Au fur et à mesure, le projet formel du film entre en coalescence avec la trajectoire du personnage. Alors que le métal prend possession de son corps, la matière de l’image connaît elle-même plusieurs transformations. Les techniques de stop-motion, qui évoquent les films expérimentaux de Takashi Ito, s’attaquent à la fluidité des mouvements, tandis que plusieurs plans refilmés offrent une image dégradée des personnages. En démultipliant ses ressources figuratives, le film finit par ressembler à l’énorme monstre final, fait d’une agrégation de matériaux disparates. Malheureusement, ce parti pris constitue aussi la limite du film : puisque le choc visuel devient la norme, son efficacité finit par s’émousser.
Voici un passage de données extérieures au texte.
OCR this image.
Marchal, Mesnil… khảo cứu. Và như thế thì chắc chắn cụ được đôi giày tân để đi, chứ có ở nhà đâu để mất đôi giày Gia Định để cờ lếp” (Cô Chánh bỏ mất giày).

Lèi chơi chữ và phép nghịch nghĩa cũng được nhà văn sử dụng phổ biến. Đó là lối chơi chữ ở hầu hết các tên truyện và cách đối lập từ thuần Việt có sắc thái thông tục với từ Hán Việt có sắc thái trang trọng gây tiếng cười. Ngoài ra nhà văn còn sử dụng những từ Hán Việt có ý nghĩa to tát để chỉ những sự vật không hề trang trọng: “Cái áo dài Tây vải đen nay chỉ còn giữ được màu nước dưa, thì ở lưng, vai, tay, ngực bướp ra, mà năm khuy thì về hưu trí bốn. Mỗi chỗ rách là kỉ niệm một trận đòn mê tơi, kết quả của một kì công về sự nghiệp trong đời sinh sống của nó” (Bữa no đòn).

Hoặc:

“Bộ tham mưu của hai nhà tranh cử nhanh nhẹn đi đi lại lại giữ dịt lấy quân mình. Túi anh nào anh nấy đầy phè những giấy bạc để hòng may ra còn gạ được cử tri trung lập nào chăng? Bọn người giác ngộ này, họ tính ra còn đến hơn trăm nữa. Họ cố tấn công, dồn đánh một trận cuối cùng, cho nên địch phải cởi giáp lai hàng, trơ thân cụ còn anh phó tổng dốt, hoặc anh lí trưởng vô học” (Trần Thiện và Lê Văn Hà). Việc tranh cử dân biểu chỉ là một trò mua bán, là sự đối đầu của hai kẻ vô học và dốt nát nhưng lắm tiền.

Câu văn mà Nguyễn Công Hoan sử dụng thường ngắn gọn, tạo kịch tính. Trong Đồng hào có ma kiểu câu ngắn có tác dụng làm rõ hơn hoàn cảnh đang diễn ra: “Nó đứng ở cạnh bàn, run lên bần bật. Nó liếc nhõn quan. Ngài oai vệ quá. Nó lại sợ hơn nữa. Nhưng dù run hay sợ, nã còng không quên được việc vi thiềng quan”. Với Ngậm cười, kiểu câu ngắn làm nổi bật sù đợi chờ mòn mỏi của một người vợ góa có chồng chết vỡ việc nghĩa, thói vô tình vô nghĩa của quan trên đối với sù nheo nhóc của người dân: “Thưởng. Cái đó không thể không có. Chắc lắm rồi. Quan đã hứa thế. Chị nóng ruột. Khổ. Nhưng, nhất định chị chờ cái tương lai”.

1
Une fois son arsenal formel déployé, le film tombe dans l’écueil de la surenchère permanente (plus de cris, plus de métal, plus d’effets visuels). Cette impasse s’explique aussi par le rythme effréné du film, qui n’aménage aucune variation et repose toujours sur le même niveau d’intensité. Si le cinéaste se réfère à David Lynch, il n’a pas gardé en mémoire la rigueur rythmique et structurelle de ses films. Chez Lynch, le cauchemar a toujours besoin de son envers : le surnaturel s’installe au fur et à mesure, grâce à une dilatation temporelle qui permet de creuser une faille dans la réalité et de faire perler la doublure cauchemardesque du monde. Au contraire, Tetsuo s’apparente d’emblée à une poussée de fièvre enragée et court par là le risque de perdre en chemin son spectateur.